Futures in New York closed down 1.6% for the week, despite eking out an increase Friday after the government said payrolls climbed by 224,000 in June. The ultimate fallout from the report was unclear as investors fretted that labor-market strength would decrease the odds of a Federal Reserve rate cut. The dollar surged, adding to pressure on commodities sold in the U.S. currency.
“From a demand standpoint, the question is will the Fed save the day” or “are we too far gone?” said Tyler Richey, co-editor at Sevens Report Research in Florida. “What economic data begins to show in the next few weeks and months is going to be the most important thing to watch.”
Oil slumped on Tuesday in its worst decline following a meeting by the Organization of Petroleum Exporting Countries in four years. While the cartel is struggling to boost prices, its voluntary production limits are also leaving the door open for U.S. shale producers to grab more market share, according to Goldman Sachs Group Inc. American crude output resumed gains last week.

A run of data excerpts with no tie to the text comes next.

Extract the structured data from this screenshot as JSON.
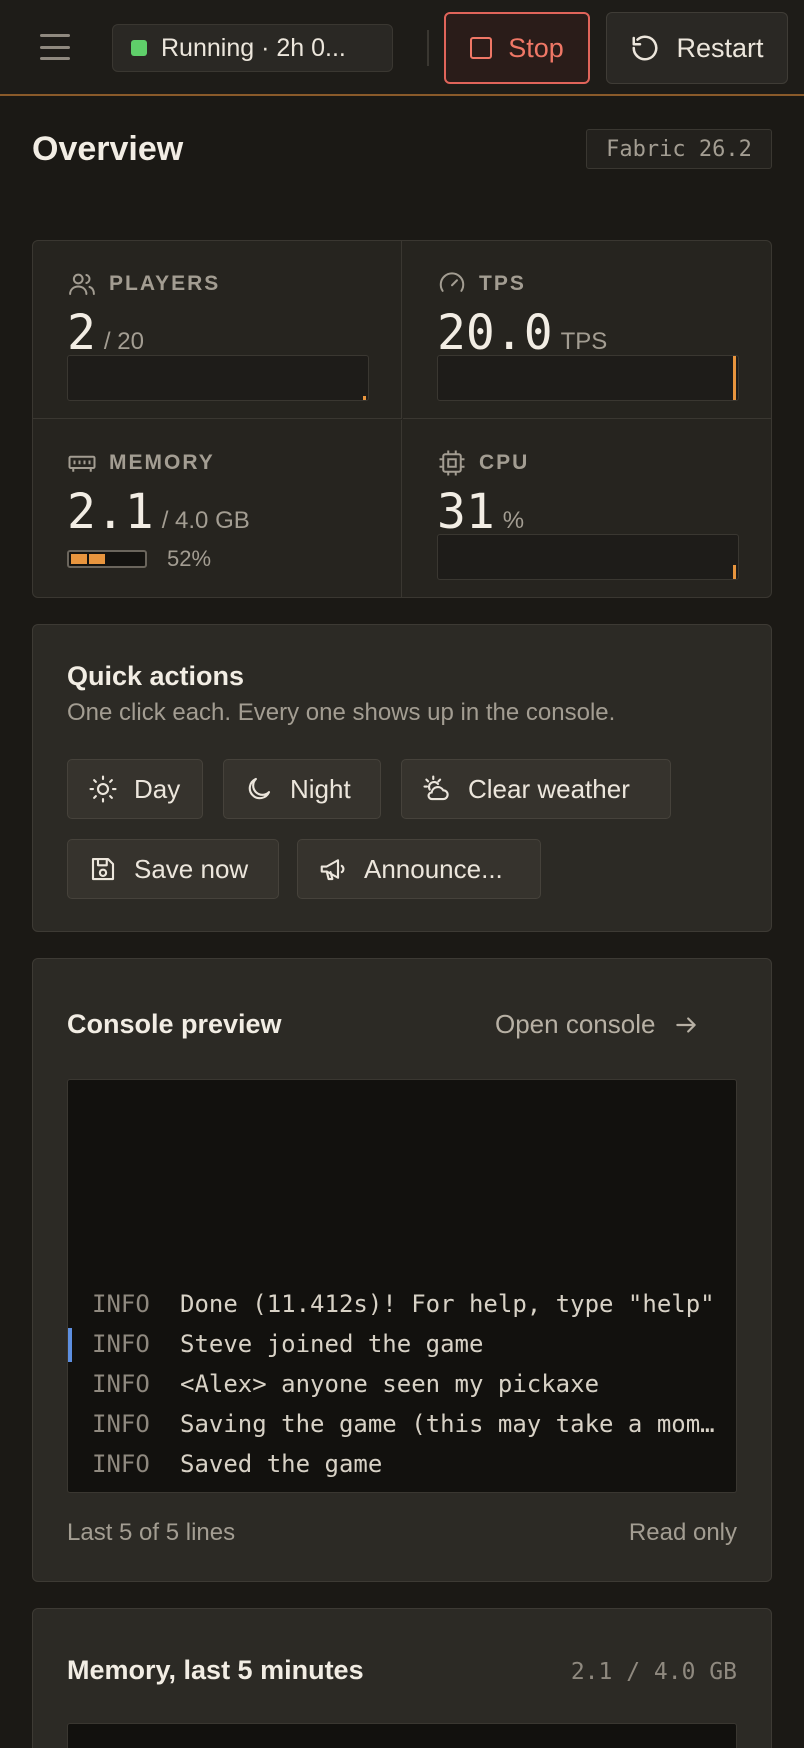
{
  "topbar": {
    "status_text": "Running · 2h 0...",
    "stop_label": "Stop",
    "restart_label": "Restart"
  },
  "overview": {
    "title": "Overview",
    "version": "Fabric 26.2"
  },
  "stats": {
    "players": {
      "label": "PLAYERS",
      "value": "2",
      "unit": "/ 20"
    },
    "tps": {
      "label": "TPS",
      "value": "20.0",
      "unit": "TPS"
    },
    "memory": {
      "label": "MEMORY",
      "value": "2.1",
      "unit": "/ 4.0 GB",
      "percent_label": "52%",
      "percent": 52
    },
    "cpu": {
      "label": "CPU",
      "value": "31",
      "unit": "%"
    }
  },
  "quick_actions": {
    "title": "Quick actions",
    "subtitle": "One click each. Every one shows up in the console.",
    "buttons": [
      {
        "label": "Day",
        "icon": "sun-icon"
      },
      {
        "label": "Night",
        "icon": "moon-icon"
      },
      {
        "label": "Clear weather",
        "icon": "sun-cloud-icon"
      },
      {
        "label": "Save now",
        "icon": "save-icon"
      },
      {
        "label": "Announce...",
        "icon": "megaphone-icon"
      }
    ]
  },
  "console_preview": {
    "title": "Console preview",
    "open_label": "Open console",
    "lines": [
      {
        "level": "INFO",
        "message": "Done (11.412s)! For help, type \"help\""
      },
      {
        "level": "INFO",
        "message": "Steve joined the game"
      },
      {
        "level": "INFO",
        "message": "<Alex> anyone seen my pickaxe"
      },
      {
        "level": "INFO",
        "message": "Saving the game (this may take a moment!)"
      },
      {
        "level": "INFO",
        "message": "Saved the game"
      }
    ],
    "footer_left": "Last 5 of 5 lines",
    "footer_right": "Read only"
  },
  "memory_chart": {
    "title": "Memory, last 5 minutes",
    "summary": "2.1 / 4.0 GB"
  },
  "colors": {
    "accent": "#e8953e",
    "running": "#5fcf6a",
    "danger": "#ef7766",
    "highlight": "#5d8fe0"
  }
}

West Texas Intermediate oil for August delivery gained 17 cents, or 0.3%, on the day, closing at $57.51 a barrel on the New York Mercantile Exchange. There was no settlement Thursday due to a holiday in the U.S., so all transactions were booked on Friday.
Brent for September rose 1.5% to $64.23 a barrel on the ICE Futures Europe Exchange. It was down 3.5% for the week.
Prices have also lost support from a tight physical crude market, which has pushed up global refining margins in the last few days after a lackluster May and June.
“If the state of the economy does not improve, demand alone is not likely to be able to slice potentially growing inventories,” Michael Poulsen, an analyst at Global Risk Management Ltd A/S, wrote in a report. “The Middle East tensions are also potentially bullish for oil prices and any new development in the area could spur fears of oil disruptions.”